In der Bauherrenhaftpflicht der Haftpflichtkasse sind bestimmte Schäden vom Versicherungsschutz ausgenommen – etwa vorsätzlich herbeigeführte Schäden, Ansprüche zwischen Versicherungsnehmern und mitversicherten Personen, Schäden an gemieteten oder geliehenen Sachen sowie Schäden durch Asbest, ionisierende Strahlen, Gentechnik oder Umweltschäden. Dieser Überblick zeigt, welche Haftpflichtansprüche nicht gezahlt werden und in welchen Fällen der Schutz dennoch erhalten bleibt.
Sofern im Versicherungsschein oder seinen Nachträgen nicht ausdrücklich etwas anderes bestimmt ist, sind von der Versicherung ausgeschlossen:
Versicherungsansprüche aller Personen, die den Schaden vorsätzlich herbeigeführt haben.
Versicherungsansprüche aller Personen, die den Schaden dadurch verursacht haben, dass sie in Kenntnis von deren Mangelhaftigkeit oder Schädlichkeit
- Erzeugnisse in den Verkehr gebracht oder
- Arbeiten oder sonstige Leistungen erbracht haben.
Haftpflichtansprüche, soweit sie aufgrund Vertrags oder Zusagen über den Umfang der gesetzlichen Haftpflicht des Versicherungsnehmers hinausgehen.
Haftpflichtansprüche
- des Versicherungsnehmers selbst oder der weiter unten benannten Personen gegen die Mitversicherten,
- zwischen mehreren Versicherungsnehmern desselben Versicherungsvertrages,
- zwischen mehreren Mitversicherten desselben Versicherungsvertrages.

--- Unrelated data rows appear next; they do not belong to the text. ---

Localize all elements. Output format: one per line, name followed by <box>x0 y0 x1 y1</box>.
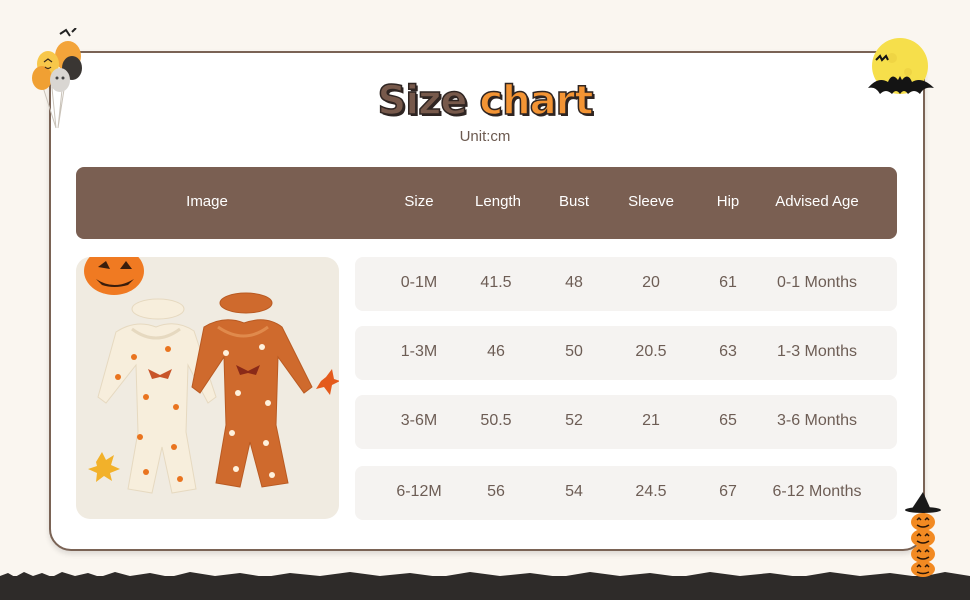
cell-size: 0-1M <box>400 274 438 291</box>
cell-advised-age: 0-1 Months <box>776 274 858 291</box>
cell-bust: 52 <box>565 412 583 429</box>
cell-length: 56 <box>487 483 505 500</box>
cell-hip: 61 <box>719 274 737 291</box>
header-size: Size <box>404 193 434 210</box>
cell-length: 41.5 <box>480 274 512 291</box>
pumpkin-stack-icon <box>905 492 941 577</box>
cell-size: 6-12M <box>396 483 442 500</box>
page-title: Size chart <box>0 77 970 125</box>
header-advised-age: Advised Age <box>775 193 859 210</box>
cell-bust: 54 <box>565 483 583 500</box>
cell-bust: 48 <box>565 274 583 291</box>
cell-advised-age: 6-12 Months <box>772 483 862 500</box>
header-sleeve: Sleeve <box>628 193 674 210</box>
header-length: Length <box>475 193 521 210</box>
table-row: 6-12M 56 54 24.5 67 6-12 Months <box>355 466 897 520</box>
header-bust: Bust <box>558 193 590 210</box>
cell-size: 1-3M <box>400 343 438 360</box>
unit-label: Unit:cm <box>459 128 511 145</box>
header-image: Image <box>186 193 228 210</box>
cell-sleeve: 20 <box>642 274 660 291</box>
header-hip: Hip <box>716 193 740 210</box>
cell-length: 50.5 <box>480 412 512 429</box>
cell-advised-age: 3-6 Months <box>776 412 858 429</box>
title-word-chart: chart <box>479 77 595 125</box>
cell-hip: 67 <box>719 483 737 500</box>
cell-length: 46 <box>487 343 505 360</box>
cell-sleeve: 20.5 <box>635 343 667 360</box>
cell-bust: 50 <box>565 343 583 360</box>
cell-size: 3-6M <box>400 412 438 429</box>
title-word-size: Size <box>377 77 468 125</box>
table-header: Image Size Length Bust Sleeve Hip Advise… <box>76 167 897 239</box>
table-row: 0-1M 41.5 48 20 61 0-1 Months <box>355 257 897 311</box>
cell-hip: 65 <box>719 412 737 429</box>
cream-romper <box>97 298 217 494</box>
table-row: 1-3M 46 50 20.5 63 1-3 Months <box>355 326 897 380</box>
product-photo <box>76 257 339 519</box>
cell-advised-age: 1-3 Months <box>776 343 858 360</box>
balloons-icon <box>32 28 82 129</box>
cell-sleeve: 21 <box>642 412 660 429</box>
cell-sleeve: 24.5 <box>635 483 667 500</box>
moon-bat-icon <box>868 38 934 94</box>
table-row: 3-6M 50.5 52 21 65 3-6 Months <box>355 395 897 449</box>
jack-o-lantern-icon <box>84 257 144 295</box>
grass-silhouette <box>0 572 970 580</box>
cell-hip: 63 <box>719 343 737 360</box>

Haftpflichtansprüche gegen den Versicherungsnehmer
- aus Schadenfällen seiner Angehörigen, die mit ihm in häuslicher Gemeinschaft leben oder die zu den im Versicherungsvertrag mitversicherten Personen gehören; als Angehörige gelten Ehegatten, Lebenspartner im Sinne des Lebenspartnerschaftsgesetzes oder vergleichbarer Partnerschaften nach dem Recht anderer Staaten, Eltern und Kinder, Adoptiveltern und -kinder, Schwiegereltern und -kinder, Stiefeltern und -kinder, Großeltern und Enkel, Geschwister sowie Pflegeeltern und -kinder (Personen, die durch ein familienähnliches, auf längere Dauer angelegtes Verhältnis wie Eltern und Kinder miteinander verbunden sind);
- von seinen gesetzlichen Vertretern oder Betreuern, wenn der Versicherungsnehmer eine geschäftsunfähige, beschränkt geschäftsfähige oder betreute Person ist;
- von seinen gesetzlichen Vertretern, wenn der Versicherungsnehmer eine juristische Person des privaten oder öffentlichen Rechts oder ein nicht rechtsfähiger Verein ist;
- von seinen unbeschränkt persönlich haftenden Gesellschaftern, wenn der Versicherungsnehmer eine Offene Handelsgesellschaft, Kommanditgesellschaft oder Gesellschaft bürgerlichen Rechts ist;
- von seinen Partnern, wenn der Versicherungsnehmer eine eingetragene Partnerschaftsgesellschaft ist;
- von seinen Liquidatoren, Zwangs- und Insolvenzverwaltern.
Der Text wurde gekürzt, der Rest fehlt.